Compare this to RAID: once we've configured RAID 1, then all data written to disk-1 will always be mirrored to disk-2, even data that could be trashed on a crash, for example data in /tmp.

With ReplCache, the user (who knows his/her data best) takes control and defines QoS for each element !

Below is a screenshot of 2 ReplCache instances (started with java org.jgroups.demos.ReplCacheDemo -props /home/bela/udp.xml) which shows that we've added some data:


It shows that both instance have key "everywhere" because it is replicated to all cluster nodes due to K == -1. The same goes for key "two": because K == 2, it is stored on both instances as we only have 2 cluster nodes.
There are 2 keys with K == 1: "id" and "name". Both are stored on instance 2, but that's coincidence. For K keys and N cluster nodes, every node should store approximately K/N keys.

ReplCache is experimental, and serves as a prototype to play with data partitioning/striping for JBossCache.
ReplCache is in the JGroups CVS (head) and the code can be downloaded here. To run the demo, execute:
java -jar replcachedemo.jar

For the technical details, the design is here.

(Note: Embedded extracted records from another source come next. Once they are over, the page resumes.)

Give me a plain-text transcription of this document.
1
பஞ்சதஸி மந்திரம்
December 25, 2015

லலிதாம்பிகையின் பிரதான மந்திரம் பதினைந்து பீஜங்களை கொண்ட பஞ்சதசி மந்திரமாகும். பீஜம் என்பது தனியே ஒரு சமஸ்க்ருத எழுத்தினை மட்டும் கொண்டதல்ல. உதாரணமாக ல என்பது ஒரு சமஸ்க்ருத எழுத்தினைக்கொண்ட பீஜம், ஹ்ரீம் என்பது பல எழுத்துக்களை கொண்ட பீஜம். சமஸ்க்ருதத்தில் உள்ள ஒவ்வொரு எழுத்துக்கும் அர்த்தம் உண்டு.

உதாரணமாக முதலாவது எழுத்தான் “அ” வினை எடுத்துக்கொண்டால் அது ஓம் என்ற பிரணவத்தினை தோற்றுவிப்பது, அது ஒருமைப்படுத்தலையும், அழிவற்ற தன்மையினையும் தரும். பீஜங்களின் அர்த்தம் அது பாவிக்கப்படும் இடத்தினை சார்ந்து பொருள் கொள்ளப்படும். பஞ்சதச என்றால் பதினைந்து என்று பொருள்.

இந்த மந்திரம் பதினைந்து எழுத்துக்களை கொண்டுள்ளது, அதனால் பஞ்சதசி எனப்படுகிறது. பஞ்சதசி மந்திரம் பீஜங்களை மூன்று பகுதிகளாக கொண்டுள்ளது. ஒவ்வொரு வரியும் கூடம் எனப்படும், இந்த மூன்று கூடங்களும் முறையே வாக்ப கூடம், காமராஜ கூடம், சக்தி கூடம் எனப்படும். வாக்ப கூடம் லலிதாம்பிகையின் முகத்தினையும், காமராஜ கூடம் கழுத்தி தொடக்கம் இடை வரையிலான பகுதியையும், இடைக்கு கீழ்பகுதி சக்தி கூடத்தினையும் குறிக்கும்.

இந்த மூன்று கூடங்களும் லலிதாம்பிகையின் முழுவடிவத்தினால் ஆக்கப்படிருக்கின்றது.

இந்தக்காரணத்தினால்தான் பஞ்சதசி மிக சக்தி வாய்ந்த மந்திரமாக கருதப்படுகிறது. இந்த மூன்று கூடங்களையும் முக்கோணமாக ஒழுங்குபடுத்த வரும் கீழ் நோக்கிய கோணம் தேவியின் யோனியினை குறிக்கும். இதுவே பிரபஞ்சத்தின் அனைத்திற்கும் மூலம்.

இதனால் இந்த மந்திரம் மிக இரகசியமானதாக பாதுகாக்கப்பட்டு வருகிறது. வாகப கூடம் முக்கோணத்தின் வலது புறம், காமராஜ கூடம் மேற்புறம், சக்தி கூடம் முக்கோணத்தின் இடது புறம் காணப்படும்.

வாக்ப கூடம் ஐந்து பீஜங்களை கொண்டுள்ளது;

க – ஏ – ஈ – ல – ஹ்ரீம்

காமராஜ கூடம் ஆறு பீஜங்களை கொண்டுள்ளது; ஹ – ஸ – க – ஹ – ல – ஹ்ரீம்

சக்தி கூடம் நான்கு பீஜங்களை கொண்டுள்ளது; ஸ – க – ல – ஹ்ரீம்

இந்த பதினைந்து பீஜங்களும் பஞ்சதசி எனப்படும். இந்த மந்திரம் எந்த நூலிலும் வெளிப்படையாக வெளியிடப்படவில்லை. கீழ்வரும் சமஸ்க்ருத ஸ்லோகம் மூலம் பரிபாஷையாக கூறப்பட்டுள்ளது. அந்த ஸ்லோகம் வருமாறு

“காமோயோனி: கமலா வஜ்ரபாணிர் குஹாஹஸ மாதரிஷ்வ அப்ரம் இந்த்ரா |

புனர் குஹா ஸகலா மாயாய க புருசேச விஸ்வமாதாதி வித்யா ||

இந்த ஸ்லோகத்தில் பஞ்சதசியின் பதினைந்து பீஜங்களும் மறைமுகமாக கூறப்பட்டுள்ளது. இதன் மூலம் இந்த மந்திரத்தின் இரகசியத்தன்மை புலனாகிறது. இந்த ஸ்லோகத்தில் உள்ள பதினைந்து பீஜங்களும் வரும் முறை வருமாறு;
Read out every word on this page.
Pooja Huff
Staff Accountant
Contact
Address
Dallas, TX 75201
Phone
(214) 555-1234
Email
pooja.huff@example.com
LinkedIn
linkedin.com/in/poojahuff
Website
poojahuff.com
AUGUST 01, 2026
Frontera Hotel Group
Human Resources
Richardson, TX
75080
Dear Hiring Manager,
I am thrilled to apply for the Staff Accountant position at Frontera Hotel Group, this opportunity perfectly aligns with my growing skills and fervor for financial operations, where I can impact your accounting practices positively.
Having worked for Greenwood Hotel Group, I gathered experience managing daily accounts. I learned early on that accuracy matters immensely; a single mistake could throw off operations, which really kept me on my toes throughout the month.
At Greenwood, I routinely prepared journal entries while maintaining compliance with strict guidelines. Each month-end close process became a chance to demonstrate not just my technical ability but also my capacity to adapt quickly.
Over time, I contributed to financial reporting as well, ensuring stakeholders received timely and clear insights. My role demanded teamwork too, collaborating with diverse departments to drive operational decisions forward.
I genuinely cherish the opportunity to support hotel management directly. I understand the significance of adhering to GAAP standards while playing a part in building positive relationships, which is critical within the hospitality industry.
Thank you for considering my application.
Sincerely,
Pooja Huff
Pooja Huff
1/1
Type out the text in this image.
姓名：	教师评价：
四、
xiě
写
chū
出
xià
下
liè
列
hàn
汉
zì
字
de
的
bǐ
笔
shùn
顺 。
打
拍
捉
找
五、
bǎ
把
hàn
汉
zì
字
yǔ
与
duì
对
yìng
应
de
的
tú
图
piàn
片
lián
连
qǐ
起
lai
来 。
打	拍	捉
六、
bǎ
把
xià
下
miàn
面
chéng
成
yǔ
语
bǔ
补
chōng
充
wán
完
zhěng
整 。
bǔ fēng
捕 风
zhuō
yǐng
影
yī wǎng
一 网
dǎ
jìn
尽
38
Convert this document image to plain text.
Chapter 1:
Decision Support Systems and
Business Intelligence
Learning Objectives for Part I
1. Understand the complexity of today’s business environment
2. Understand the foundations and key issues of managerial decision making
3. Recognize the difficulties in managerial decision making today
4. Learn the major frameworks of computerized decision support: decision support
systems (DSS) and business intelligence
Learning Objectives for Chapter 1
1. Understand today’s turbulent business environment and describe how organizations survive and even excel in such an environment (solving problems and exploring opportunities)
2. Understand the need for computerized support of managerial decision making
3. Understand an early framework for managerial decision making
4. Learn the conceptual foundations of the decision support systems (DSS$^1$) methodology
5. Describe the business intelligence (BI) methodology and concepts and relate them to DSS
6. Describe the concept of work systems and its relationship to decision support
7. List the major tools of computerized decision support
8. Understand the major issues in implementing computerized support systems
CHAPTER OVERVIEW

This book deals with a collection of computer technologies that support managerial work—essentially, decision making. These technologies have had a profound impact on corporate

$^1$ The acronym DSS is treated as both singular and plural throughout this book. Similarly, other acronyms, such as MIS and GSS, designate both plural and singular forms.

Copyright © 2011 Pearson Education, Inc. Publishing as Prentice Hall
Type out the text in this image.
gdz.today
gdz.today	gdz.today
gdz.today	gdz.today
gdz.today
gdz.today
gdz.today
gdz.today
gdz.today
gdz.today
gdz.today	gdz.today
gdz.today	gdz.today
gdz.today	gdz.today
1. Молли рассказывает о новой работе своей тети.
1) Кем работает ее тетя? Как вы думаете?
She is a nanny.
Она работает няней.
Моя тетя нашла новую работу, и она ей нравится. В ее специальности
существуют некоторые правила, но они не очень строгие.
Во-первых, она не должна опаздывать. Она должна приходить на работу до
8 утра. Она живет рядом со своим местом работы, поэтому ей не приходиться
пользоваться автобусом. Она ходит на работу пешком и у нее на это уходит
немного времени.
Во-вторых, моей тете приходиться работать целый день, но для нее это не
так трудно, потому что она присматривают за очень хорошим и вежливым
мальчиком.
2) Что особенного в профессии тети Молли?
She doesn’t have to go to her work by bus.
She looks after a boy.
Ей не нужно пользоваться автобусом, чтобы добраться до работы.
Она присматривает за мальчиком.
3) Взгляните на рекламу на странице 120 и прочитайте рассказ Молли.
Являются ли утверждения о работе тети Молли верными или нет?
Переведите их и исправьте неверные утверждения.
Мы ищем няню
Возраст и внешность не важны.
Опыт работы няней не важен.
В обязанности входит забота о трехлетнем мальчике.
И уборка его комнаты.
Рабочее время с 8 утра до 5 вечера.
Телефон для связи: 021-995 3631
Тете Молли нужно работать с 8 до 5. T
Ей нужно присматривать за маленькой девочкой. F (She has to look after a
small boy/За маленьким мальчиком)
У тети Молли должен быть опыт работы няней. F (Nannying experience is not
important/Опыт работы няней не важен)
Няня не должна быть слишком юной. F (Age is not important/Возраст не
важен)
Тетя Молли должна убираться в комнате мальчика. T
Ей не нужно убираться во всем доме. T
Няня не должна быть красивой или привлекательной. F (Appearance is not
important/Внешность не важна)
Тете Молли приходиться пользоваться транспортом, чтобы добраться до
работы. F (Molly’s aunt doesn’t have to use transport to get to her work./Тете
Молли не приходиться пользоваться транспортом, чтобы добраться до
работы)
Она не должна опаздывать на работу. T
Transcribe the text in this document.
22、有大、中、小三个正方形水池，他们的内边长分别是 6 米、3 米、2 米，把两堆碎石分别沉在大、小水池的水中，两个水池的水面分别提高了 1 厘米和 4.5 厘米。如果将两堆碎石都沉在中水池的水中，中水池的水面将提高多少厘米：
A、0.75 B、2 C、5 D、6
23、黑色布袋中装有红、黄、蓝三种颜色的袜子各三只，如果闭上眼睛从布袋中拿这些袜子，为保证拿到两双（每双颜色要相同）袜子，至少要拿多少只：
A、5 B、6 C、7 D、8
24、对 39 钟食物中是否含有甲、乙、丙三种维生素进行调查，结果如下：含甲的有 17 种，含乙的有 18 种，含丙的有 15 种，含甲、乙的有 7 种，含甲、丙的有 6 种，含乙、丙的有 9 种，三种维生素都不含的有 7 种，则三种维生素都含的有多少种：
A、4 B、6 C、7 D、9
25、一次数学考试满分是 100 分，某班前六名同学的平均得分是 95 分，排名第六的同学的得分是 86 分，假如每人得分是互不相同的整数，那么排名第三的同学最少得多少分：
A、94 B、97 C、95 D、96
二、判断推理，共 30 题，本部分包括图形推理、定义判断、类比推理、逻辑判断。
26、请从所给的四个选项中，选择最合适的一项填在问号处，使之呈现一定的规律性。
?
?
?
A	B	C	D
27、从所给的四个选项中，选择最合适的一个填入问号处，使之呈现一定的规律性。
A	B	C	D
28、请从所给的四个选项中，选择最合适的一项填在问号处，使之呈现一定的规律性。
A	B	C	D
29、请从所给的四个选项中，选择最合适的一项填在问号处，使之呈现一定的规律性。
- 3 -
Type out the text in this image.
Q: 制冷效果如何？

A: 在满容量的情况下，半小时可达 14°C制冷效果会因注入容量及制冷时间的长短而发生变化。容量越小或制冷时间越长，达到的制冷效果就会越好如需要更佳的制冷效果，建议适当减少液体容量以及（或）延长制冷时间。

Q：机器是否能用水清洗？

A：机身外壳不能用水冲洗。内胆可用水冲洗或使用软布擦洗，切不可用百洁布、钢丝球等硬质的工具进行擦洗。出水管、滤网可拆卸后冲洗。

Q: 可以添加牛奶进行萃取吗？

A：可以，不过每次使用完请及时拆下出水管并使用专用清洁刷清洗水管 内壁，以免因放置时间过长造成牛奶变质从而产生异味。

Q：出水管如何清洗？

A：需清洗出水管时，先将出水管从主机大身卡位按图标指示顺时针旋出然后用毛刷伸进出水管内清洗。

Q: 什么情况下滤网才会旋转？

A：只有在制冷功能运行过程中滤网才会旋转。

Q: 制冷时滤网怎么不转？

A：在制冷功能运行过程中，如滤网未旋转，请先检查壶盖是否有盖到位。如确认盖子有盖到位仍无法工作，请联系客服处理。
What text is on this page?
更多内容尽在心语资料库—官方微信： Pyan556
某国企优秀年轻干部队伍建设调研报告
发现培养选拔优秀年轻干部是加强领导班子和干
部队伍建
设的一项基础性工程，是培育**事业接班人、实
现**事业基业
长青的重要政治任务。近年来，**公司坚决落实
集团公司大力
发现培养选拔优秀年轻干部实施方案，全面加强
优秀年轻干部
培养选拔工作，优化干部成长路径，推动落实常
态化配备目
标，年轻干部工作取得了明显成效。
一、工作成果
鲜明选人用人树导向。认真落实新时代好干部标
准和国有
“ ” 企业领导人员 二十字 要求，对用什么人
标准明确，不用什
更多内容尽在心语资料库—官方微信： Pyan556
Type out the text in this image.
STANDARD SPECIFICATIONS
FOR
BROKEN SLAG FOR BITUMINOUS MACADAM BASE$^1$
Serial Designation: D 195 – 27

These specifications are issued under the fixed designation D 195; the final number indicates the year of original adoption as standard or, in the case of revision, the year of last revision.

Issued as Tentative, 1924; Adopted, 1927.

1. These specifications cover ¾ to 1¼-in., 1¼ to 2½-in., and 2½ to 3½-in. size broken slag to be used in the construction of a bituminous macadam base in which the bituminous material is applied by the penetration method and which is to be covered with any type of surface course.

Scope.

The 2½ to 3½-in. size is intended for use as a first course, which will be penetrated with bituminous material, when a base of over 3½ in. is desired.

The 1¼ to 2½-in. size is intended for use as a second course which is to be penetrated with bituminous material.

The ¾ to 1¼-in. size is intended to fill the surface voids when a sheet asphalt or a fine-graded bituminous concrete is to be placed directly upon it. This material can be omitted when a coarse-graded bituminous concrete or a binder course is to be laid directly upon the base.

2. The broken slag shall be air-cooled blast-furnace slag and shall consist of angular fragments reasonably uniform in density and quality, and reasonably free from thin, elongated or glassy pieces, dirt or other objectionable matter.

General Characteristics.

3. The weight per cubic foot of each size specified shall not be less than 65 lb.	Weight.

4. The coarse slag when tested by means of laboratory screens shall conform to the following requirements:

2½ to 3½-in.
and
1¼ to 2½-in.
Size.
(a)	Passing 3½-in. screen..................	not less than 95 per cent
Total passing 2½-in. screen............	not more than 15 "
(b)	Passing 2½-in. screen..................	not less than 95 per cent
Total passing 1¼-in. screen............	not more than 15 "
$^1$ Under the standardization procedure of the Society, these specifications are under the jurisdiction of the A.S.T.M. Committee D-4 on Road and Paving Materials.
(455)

There is a nice 5 minute demo at http://www.jgroups.org/demos.html.

Feedback is appreciated, use the JGroups mailing lists !

Enjoy !

Monday, January 05, 2009

JGroups 2.7 released

Finally, after almost a year of development, I released 2.7.0.GA this morning. It can be downloaded from http://sourceforge.net/project/showfiles.php?group_id=6081&package_id=94868&release_id=651542.

Although 2.7 has 211 JIRA issues (bugfixes, tasks or features), most of the bugs have been back ported to the 2.6 branch. Why ? Because 2.6.7 is the version that ships with JBoss 5, and we made sure JGroups works optimally with it.

So what's new ?

There are almost no new features ! (Can you tell I'm not a marketing person ? :-))

Most work (besides bug fixes) went into refactoring, e.g. we converted our test suite from JUnit to TestNG, allowing for parallel test execution and thus reduced our testing time from 2.5 hours to 15 minutes !

Another change was that all properties are now set using JSR 175 annotations, so we could remove a lot of boilerplate code from protocol implementations. In my opinion, the more code I can remove (without impacting functionality), the better !

Using annotations for properties also allows us to automatically generate documentation for the properties of all protocols.

I also marked unsupported or experimental classes/methods with @Unsupported or @Experimental annotations.

We were able to increase performance a bit, compared to 2.6, but 2.6 is already quite fast, so unless you need those additional 5-10%, go for 2.6.7.

In a nutshell, 2.7 serves as the groundwork for 2.8, which will have many new features.